Kerr Takes on Savage (UPDATE: So Does Franck)

Filed under: Dog Trainer,Judiciary,Law — Patterico @ 6:05 am



Orin Kerr gently takes apart David Savage’s op-ed criticizing John Roberts, so I don’t have to.

Memo to Savage: if an umpire calls a strike in a big game, and changes the course of baseball history, it’s still a “modest” decision as long as it was really a strike.

I look forward to Savage op-eds telling us how “modest” decisions like Roe v. Wade were. Or decisions like the one that outlawed the juvenile death penalty. I could go on and on.

Unlike those decisions, at least Roberts’s decisions have the virtue of being correct and having a firm foundation in the law, rather than merely in the judge’s personal policy preference.

UPDATE: Matthew J. Franck whups Savage good.

2 Responses to “Kerr Takes on Savage (UPDATE: So Does Franck)”

  1. I couldn’t belive how Justice Roberts was found “immodest” for upholding our understanding of commerce clause jurisprudence in the right to die cases. It was as if it didn’t matter at all that he was correct. I was also stunned that, once again on commerce clause grounds, he was bad for better articulating how environmental laws really abuse the commerce clause.

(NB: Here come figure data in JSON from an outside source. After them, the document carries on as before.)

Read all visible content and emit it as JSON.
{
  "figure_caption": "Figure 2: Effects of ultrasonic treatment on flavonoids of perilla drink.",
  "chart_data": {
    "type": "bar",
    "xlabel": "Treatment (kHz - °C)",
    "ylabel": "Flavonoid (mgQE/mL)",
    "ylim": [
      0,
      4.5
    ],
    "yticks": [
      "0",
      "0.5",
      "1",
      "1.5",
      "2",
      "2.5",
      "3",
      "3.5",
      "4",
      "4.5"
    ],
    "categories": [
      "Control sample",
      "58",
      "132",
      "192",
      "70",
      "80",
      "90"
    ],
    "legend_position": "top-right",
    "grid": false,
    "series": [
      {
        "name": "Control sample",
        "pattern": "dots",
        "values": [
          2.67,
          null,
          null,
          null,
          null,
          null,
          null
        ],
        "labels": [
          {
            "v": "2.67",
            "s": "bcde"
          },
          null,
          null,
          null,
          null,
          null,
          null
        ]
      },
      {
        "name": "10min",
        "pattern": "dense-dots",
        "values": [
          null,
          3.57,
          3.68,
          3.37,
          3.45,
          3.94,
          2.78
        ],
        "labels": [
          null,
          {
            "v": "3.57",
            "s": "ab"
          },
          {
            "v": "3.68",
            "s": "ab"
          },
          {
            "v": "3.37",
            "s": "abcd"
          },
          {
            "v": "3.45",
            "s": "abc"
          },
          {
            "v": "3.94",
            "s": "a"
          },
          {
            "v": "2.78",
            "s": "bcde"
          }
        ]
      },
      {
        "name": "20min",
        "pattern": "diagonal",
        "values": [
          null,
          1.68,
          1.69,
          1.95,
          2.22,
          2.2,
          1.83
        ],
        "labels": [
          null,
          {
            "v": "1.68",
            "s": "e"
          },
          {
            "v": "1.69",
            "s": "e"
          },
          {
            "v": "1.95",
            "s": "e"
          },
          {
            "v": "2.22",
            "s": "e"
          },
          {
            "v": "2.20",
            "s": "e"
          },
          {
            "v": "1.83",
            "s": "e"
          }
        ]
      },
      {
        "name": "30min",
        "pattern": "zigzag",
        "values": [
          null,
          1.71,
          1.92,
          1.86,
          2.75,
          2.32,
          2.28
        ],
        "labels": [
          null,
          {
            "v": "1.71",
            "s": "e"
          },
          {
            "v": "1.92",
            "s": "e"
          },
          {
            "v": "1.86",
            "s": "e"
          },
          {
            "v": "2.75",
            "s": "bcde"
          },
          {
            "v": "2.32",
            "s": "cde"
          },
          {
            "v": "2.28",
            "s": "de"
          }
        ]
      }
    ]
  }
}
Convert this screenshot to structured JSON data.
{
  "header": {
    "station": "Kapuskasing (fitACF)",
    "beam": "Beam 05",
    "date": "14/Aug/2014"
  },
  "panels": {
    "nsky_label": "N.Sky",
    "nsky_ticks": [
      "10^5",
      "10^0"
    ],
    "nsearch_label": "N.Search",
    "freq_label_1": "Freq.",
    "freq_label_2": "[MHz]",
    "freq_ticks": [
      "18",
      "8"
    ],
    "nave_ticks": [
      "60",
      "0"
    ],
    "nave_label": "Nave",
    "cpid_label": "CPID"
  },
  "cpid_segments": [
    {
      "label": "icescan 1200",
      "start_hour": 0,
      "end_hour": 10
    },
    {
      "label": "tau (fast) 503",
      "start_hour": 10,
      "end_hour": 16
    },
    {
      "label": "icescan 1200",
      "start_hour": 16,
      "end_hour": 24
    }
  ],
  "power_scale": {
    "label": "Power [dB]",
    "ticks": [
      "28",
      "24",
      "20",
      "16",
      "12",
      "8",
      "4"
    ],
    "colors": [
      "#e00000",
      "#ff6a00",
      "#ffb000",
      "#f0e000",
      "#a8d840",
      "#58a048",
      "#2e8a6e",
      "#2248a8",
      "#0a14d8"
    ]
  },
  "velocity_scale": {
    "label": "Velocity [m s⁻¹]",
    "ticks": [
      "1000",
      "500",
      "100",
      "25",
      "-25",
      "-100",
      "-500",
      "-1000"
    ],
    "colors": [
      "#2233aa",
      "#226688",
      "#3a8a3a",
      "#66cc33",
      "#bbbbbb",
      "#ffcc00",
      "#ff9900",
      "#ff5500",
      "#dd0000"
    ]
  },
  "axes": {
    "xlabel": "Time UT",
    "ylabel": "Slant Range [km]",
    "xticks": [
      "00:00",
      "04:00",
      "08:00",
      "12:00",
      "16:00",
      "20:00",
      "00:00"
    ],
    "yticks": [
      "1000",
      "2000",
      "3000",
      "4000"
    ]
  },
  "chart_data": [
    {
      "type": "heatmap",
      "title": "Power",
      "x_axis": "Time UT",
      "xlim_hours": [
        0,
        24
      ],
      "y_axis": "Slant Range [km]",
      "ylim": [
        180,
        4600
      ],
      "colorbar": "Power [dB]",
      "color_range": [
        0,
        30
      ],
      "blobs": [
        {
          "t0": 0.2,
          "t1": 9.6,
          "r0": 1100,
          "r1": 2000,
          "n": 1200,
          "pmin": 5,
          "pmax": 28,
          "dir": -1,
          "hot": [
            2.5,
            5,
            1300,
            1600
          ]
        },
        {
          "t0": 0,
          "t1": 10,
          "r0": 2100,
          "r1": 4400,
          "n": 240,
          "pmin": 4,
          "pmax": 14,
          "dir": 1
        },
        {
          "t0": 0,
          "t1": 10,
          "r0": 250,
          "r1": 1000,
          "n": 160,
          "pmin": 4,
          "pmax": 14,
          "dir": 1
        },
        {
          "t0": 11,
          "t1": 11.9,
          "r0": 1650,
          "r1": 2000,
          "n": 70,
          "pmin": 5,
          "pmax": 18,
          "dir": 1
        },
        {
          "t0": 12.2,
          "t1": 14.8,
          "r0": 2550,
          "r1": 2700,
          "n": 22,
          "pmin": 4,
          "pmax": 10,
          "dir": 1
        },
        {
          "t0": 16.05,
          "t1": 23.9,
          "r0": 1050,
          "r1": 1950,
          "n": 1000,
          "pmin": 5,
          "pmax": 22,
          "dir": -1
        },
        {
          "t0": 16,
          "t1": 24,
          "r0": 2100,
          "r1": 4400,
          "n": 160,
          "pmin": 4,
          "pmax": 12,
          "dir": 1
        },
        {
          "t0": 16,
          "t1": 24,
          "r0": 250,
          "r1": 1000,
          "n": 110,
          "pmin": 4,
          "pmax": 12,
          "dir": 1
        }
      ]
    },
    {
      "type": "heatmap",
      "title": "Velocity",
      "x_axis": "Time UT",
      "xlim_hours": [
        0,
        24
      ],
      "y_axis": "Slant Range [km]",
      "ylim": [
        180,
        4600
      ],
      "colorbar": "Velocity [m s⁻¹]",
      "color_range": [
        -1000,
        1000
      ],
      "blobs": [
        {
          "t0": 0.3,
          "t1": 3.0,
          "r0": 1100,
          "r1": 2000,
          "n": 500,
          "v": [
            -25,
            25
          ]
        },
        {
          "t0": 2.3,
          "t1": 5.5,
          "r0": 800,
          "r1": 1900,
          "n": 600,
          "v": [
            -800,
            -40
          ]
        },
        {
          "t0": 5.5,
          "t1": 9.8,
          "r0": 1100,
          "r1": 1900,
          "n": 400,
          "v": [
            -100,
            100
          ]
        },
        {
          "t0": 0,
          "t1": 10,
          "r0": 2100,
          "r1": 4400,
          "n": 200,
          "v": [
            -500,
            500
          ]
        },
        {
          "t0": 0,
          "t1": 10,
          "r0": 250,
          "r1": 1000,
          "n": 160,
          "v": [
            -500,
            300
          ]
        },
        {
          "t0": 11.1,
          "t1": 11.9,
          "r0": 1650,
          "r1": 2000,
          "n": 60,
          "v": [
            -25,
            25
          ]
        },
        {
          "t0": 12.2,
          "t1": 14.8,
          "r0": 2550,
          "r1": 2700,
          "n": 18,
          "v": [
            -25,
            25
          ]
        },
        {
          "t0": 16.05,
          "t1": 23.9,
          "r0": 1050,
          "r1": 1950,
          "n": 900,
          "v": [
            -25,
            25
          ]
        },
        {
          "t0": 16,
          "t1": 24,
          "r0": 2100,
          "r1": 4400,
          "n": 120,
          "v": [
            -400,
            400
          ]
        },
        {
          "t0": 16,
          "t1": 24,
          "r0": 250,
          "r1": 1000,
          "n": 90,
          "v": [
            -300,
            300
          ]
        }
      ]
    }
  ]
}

    Of course, any serious scholar of the law would note that any pulling back on commerce clause jurisprudence post Wickard v Fillburn would represent a step back to santity after a radical departure from the real commerce clause standards promulgated by a SCOTUS that was under threat of being packed by a power hungry president.

    Oh well. Who really expects a lawyer to analyze the law in the cases he discusses in the dog trainer?

    Joli Rouge (8ec8ca)

  2. It was merely statutory interpretation, Jolie Rouge. Nothing to do with Wickard v. Filburn (oops, sorry, the Commerce Clause). Just whether Congress granted the Attorney General the authority to restrict the use of lethal drugs to healing instead of killing.

    P.S. No snark towards you intended by “… Wickard v. Filburn (oops, sorry, the Commerce Clause).” Just another expression of my view that we have a stare decisis Constitution.